Drawing The Line
Newsman Bob Woodruff calls it as he sees it 
Dave Walker
Times-Picayune 

Though there's been some revisionist reporting lately on the degree to which 
New Orleans was plundered by its own residents during the lawless days after 
Hurricane Katrina, vivid scenes of such will always stay with Bob Woodruff, who 
covered the aftermath for ABC News. 

"It was a 'Mad Max' world," he said. "I've never before seen such open looting. 
We can all understand people taking water and food, the basic necessities. 

"But bags of shoes?" 

Like many journalists in the outlaw zone, Woodruff witnessed open ransacking. 

He did so by walking into besieged stores with a camera running and talking to 
the perpetrators. 

"There seemed to be no shame," he said. "They had no fear, either, of us 
documenting them doing it. 

"One looter came out of a store and I asked, 'Do you realize that's wrong? To 
steal things like bags of shoes?' He said he didn't speak English." 

Woodruff has had a piece of pretty much every big news story for ABC in recent 
years, and is often mentioned as one of the squadron of correspondents in line 
to replace the late Peter Jennings as anchor of the flagship evening newscast 
"World News Tonight." 

He got into the globetrotting-correspondent game via an unusual route. Holding 
a law degree from the University of Michigan Law School, Woodruff was teaching 
law in Beijing when the Tiananmen Square uprising caught the world's attention. 
Hired by CBS News as an interpreter, he caught the broadcast-news bug. 
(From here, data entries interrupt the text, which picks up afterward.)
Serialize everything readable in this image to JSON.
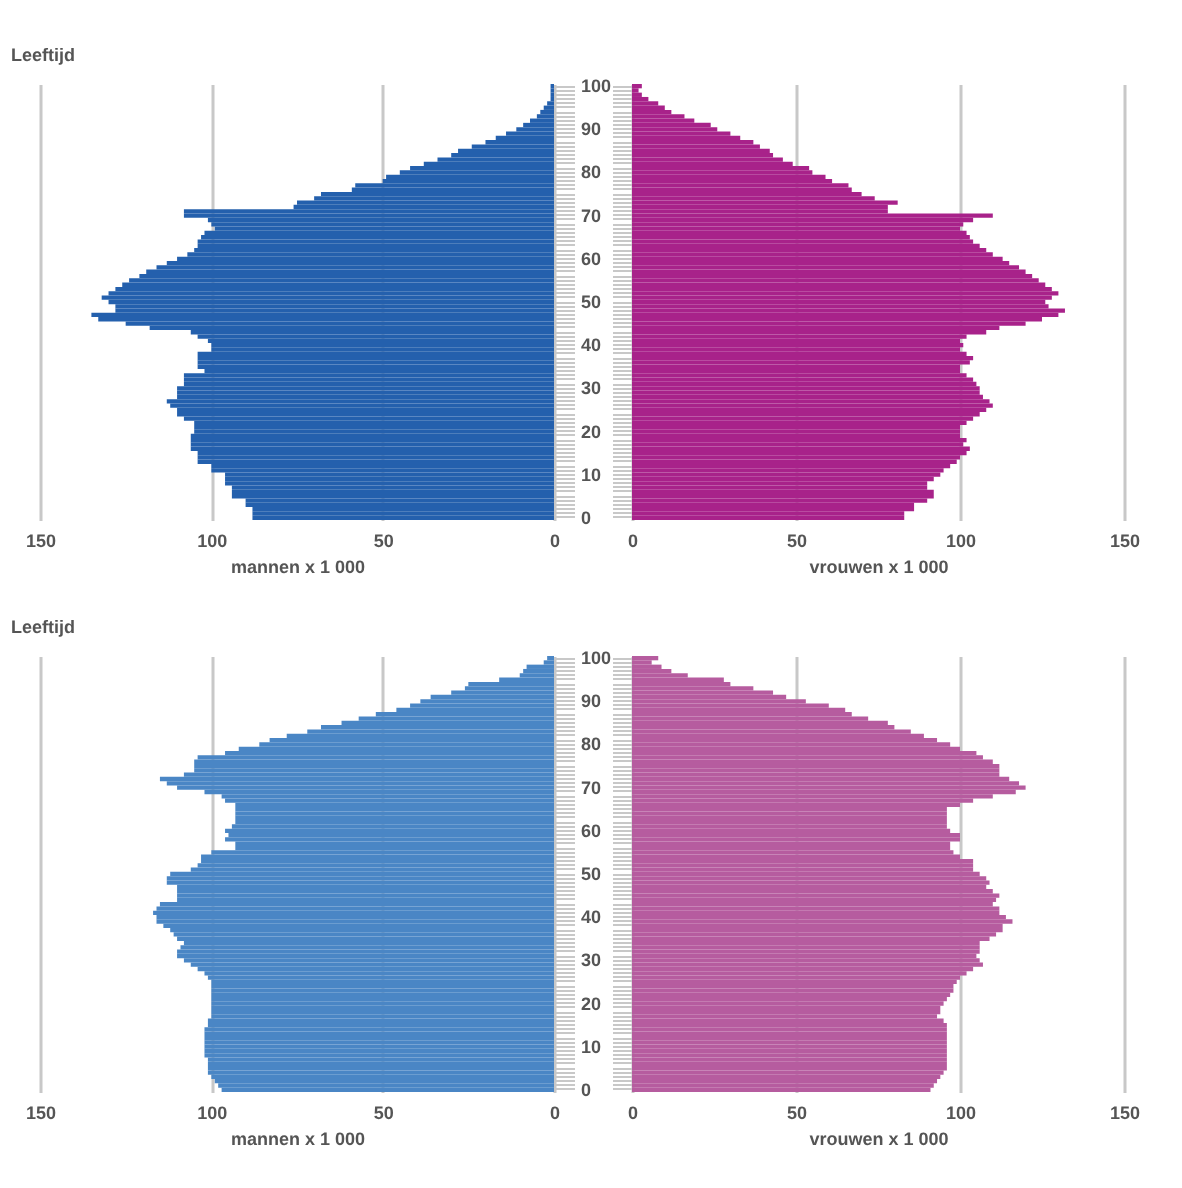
{
  "chart_data": [
    {
      "type": "bar",
      "orientation": "horizontal",
      "ylabel": "Leeftijd",
      "xlabel": "mannen x 1 000",
      "color": "#2460ad",
      "xlim": [
        150,
        0
      ],
      "xticks": [
        150,
        100,
        50,
        0
      ],
      "grid": "x",
      "categories": [
        "100",
        null,
        null,
        null,
        null,
        null,
        null,
        null,
        null,
        null,
        "90",
        null,
        null,
        null,
        null,
        null,
        null,
        null,
        null,
        null,
        "80",
        null,
        null,
        null,
        null,
        null,
        null,
        null,
        null,
        null,
        "70",
        null,
        null,
        null,
        null,
        null,
        null,
        null,
        null,
        null,
        "60",
        null,
        null,
        null,
        null,
        null,
        null,
        null,
        null,
        null,
        "50",
        null,
        null,
        null,
        null,
        null,
        null,
        null,
        null,
        null,
        "40",
        null,
        null,
        null,
        null,
        null,
        null,
        null,
        null,
        null,
        "30",
        null,
        null,
        null,
        null,
        null,
        null,
        null,
        null,
        null,
        "20",
        null,
        null,
        null,
        null,
        null,
        null,
        null,
        null,
        null,
        "10",
        null,
        null,
        null,
        null,
        null,
        null,
        null,
        null,
        null,
        "0"
      ],
      "values": [
        1,
        1,
        1,
        1,
        2,
        3,
        4,
        5,
        7,
        9,
        11,
        14,
        17,
        20,
        24,
        28,
        30,
        34,
        38,
        42,
        45,
        49,
        50,
        58,
        59,
        68,
        70,
        75,
        76,
        108,
        108,
        101,
        100,
        99,
        102,
        103,
        104,
        104,
        105,
        107,
        110,
        113,
        116,
        119,
        121,
        124,
        126,
        128,
        130,
        132,
        130,
        128,
        128,
        135,
        133,
        125,
        118,
        106,
        104,
        101,
        100,
        100,
        104,
        104,
        104,
        104,
        102,
        108,
        108,
        108,
        110,
        110,
        110,
        113,
        112,
        110,
        110,
        108,
        105,
        105,
        105,
        106,
        106,
        106,
        106,
        104,
        104,
        104,
        100,
        100,
        96,
        96,
        96,
        94,
        94,
        94,
        90,
        90,
        88,
        88,
        88
      ]
    },
    {
      "type": "bar",
      "orientation": "horizontal",
      "xlabel": "vrouwen x 1 000",
      "color": "#a8228a",
      "xlim": [
        0,
        150
      ],
      "xticks": [
        0,
        50,
        100,
        150
      ],
      "grid": "x",
      "tick_labels": "x",
      "categories": [
        "100",
        null,
        null,
        null,
        null,
        null,
        null,
        null,
        null,
        null,
        "90",
        null,
        null,
        null,
        null,
        null,
        null,
        null,
        null,
        null,
        "80",
        null,
        null,
        null,
        null,
        null,
        null,
        null,
        null,
        null,
        "70",
        null,
        null,
        null,
        null,
        null,
        null,
        null,
        null,
        null,
        "60",
        null,
        null,
        null,
        null,
        null,
        null,
        null,
        null,
        null,
        "50",
        null,
        null,
        null,
        null,
        null,
        null,
        null,
        null,
        null,
        "40",
        null,
        null,
        null,
        null,
        null,
        null,
        null,
        null,
        null,
        "30",
        null,
        null,
        null,
        null,
        null,
        null,
        null,
        null,
        null,
        "20",
        null,
        null,
        null,
        null,
        null,
        null,
        null,
        null,
        null,
        "10",
        null,
        null,
        null,
        null,
        null,
        null,
        null,
        null,
        null,
        "0"
      ],
      "values": [
        3,
        2,
        3,
        5,
        8,
        10,
        12,
        16,
        19,
        24,
        26,
        30,
        33,
        37,
        39,
        42,
        43,
        46,
        49,
        54,
        55,
        59,
        61,
        66,
        67,
        70,
        74,
        81,
        78,
        78,
        110,
        104,
        101,
        100,
        102,
        103,
        104,
        106,
        108,
        110,
        113,
        115,
        118,
        120,
        122,
        124,
        126,
        128,
        130,
        128,
        126,
        127,
        132,
        130,
        125,
        120,
        112,
        108,
        102,
        100,
        101,
        100,
        102,
        104,
        103,
        100,
        100,
        102,
        104,
        105,
        106,
        106,
        107,
        109,
        110,
        108,
        106,
        104,
        102,
        100,
        100,
        100,
        102,
        101,
        103,
        102,
        100,
        99,
        97,
        95,
        94,
        92,
        90,
        90,
        92,
        92,
        90,
        86,
        86,
        83,
        83
      ]
    },
    {
      "type": "bar",
      "orientation": "horizontal",
      "ylabel": "Leeftijd",
      "xlabel": "mannen x 1 000",
      "color": "#4a86c5",
      "xlim": [
        150,
        0
      ],
      "xticks": [
        150,
        100,
        50,
        0
      ],
      "grid": "x",
      "categories": [
        "100",
        null,
        null,
        null,
        null,
        null,
        null,
        null,
        null,
        null,
        "90",
        null,
        null,
        null,
        null,
        null,
        null,
        null,
        null,
        null,
        "80",
        null,
        null,
        null,
        null,
        null,
        null,
        null,
        null,
        null,
        "70",
        null,
        null,
        null,
        null,
        null,
        null,
        null,
        null,
        null,
        "60",
        null,
        null,
        null,
        null,
        null,
        null,
        null,
        null,
        null,
        "50",
        null,
        null,
        null,
        null,
        null,
        null,
        null,
        null,
        null,
        "40",
        null,
        null,
        null,
        null,
        null,
        null,
        null,
        null,
        null,
        "30",
        null,
        null,
        null,
        null,
        null,
        null,
        null,
        null,
        null,
        "20",
        null,
        null,
        null,
        null,
        null,
        null,
        null,
        null,
        null,
        "10",
        null,
        null,
        null,
        null,
        null,
        null,
        null,
        null,
        null,
        "0"
      ],
      "values": [
        2,
        3,
        8,
        9,
        10,
        16,
        25,
        26,
        30,
        36,
        39,
        42,
        46,
        52,
        57,
        62,
        68,
        72,
        78,
        83,
        86,
        92,
        96,
        104,
        105,
        105,
        105,
        108,
        115,
        113,
        110,
        102,
        97,
        96,
        93,
        93,
        93,
        93,
        93,
        94,
        96,
        95,
        96,
        93,
        93,
        100,
        103,
        103,
        104,
        106,
        112,
        113,
        113,
        110,
        110,
        110,
        110,
        115,
        116,
        117,
        116,
        116,
        114,
        112,
        111,
        110,
        108,
        109,
        110,
        110,
        108,
        106,
        104,
        102,
        101,
        100,
        100,
        100,
        100,
        100,
        100,
        100,
        100,
        100,
        101,
        101,
        102,
        102,
        102,
        102,
        102,
        102,
        102,
        101,
        101,
        101,
        101,
        100,
        99,
        98,
        97
      ]
    },
    {
      "type": "bar",
      "orientation": "horizontal",
      "xlabel": "vrouwen x 1 000",
      "color": "#b65c9f",
      "xlim": [
        0,
        150
      ],
      "xticks": [
        0,
        50,
        100,
        150
      ],
      "grid": "x",
      "tick_labels": "x",
      "categories": [
        "100",
        null,
        null,
        null,
        null,
        null,
        null,
        null,
        null,
        null,
        "90",
        null,
        null,
        null,
        null,
        null,
        null,
        null,
        null,
        null,
        "80",
        null,
        null,
        null,
        null,
        null,
        null,
        null,
        null,
        null,
        "70",
        null,
        null,
        null,
        null,
        null,
        null,
        null,
        null,
        null,
        "60",
        null,
        null,
        null,
        null,
        null,
        null,
        null,
        null,
        null,
        "50",
        null,
        null,
        null,
        null,
        null,
        null,
        null,
        null,
        null,
        "40",
        null,
        null,
        null,
        null,
        null,
        null,
        null,
        null,
        null,
        "30",
        null,
        null,
        null,
        null,
        null,
        null,
        null,
        null,
        null,
        "20",
        null,
        null,
        null,
        null,
        null,
        null,
        null,
        null,
        null,
        "10",
        null,
        null,
        null,
        null,
        null,
        null,
        null,
        null,
        null,
        "0"
      ],
      "values": [
        8,
        6,
        9,
        12,
        17,
        28,
        30,
        37,
        43,
        47,
        53,
        60,
        65,
        67,
        72,
        78,
        80,
        85,
        89,
        93,
        97,
        100,
        105,
        107,
        110,
        112,
        112,
        112,
        115,
        118,
        120,
        117,
        110,
        104,
        100,
        96,
        96,
        96,
        96,
        96,
        97,
        100,
        100,
        97,
        97,
        98,
        100,
        104,
        104,
        104,
        106,
        108,
        109,
        108,
        110,
        112,
        111,
        110,
        112,
        112,
        114,
        116,
        113,
        113,
        111,
        109,
        106,
        106,
        106,
        105,
        106,
        107,
        104,
        102,
        100,
        99,
        98,
        98,
        97,
        96,
        95,
        94,
        94,
        93,
        95,
        96,
        96,
        96,
        96,
        96,
        96,
        96,
        96,
        96,
        96,
        96,
        95,
        94,
        93,
        92,
        91
      ]
    }
  ]
}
The presence of news crews at Tiananmen Square documented a moment in history 
that might've otherwise been cloaked in cover-up by the Chinese government. 

Many of the electronic journalists who worked in New Orleans last month have 
mentioned that the reaction they got from suffering stay-behinders was 
gratitude for providing a similar service, by documenting their plight and the 
aftereffects of inept relief efforts. 

"One of the most amazing things was when we went into the convention center on 
Thursday," Woodruff said. "People were so desperate for someone from the 
outside, someone even remotely of authority, to come in there and listen to 
them. 

"When we walked in we were given a standing ovation, my crew and me." . 

Woodruff said that's only happened once before in his career, when he was 
covering ethnic cleansing in Yugoslavia. 

"It was a very frustrating moment," he said. "All we could really do was get 
word out, put their pictures on TV and maybe somebody would respond." 

Commentary in recent weeks has recognized a flowering of passionate reportage 
in much of the post-Katrina coverage. Woodruff said the nature of the story 
made for simple line-drawing. 

"I think people in journalism felt good about the mission," he said. "It's not 
waking up to take an advocacy position. 

"Most stories are complex, with many sides. This is one of those stories that 
was essentially one-sided people were in dire need of help. 

"To me it was almost like covering a forest fire. There is evil a fire that 
needs to be put out. The good guys have hoses. 

"This is not the Iraq invasion. There's a lot of complexity to a story like 
that." 

Woodruff, who was embedded with a Marine recon division during the invasion of 
Iraq, has worked in ABC's London bureau covering various crises in Europe and 
Asia, and as ABC's reporter covering the U.S. Justice Department. 

Like many of the national correspondents who came to New Orleans, he'd also 
seen the devastation wrought by the Asian tsunami. 

Though the scope of the big wave's hit was much wider, what Woodruff saw in New 
Orleans reminded him in many ways of what he saw in Indonesia. 

"The similarities were striking," he said. "I remember being struck in 
Indonesia during the tsunami coverage by seeing a body on the street corner 
underneath a traffic lamp. It was two and a half weeks after the tsunami came 
through, and I was shocked by the body still being there. 

"I never thought in a million years that I'd see that in the U.S. A week and a 
half after the hurricane, there were still bodies lying around." 

On Jackson Avenue, Woodruff said, he saw one neighbor bury another after the 
body had been left untouched for several days. 

"And you realized that people of this town just wanted some dignity at a time 
when they were denied the very basics of human dignity."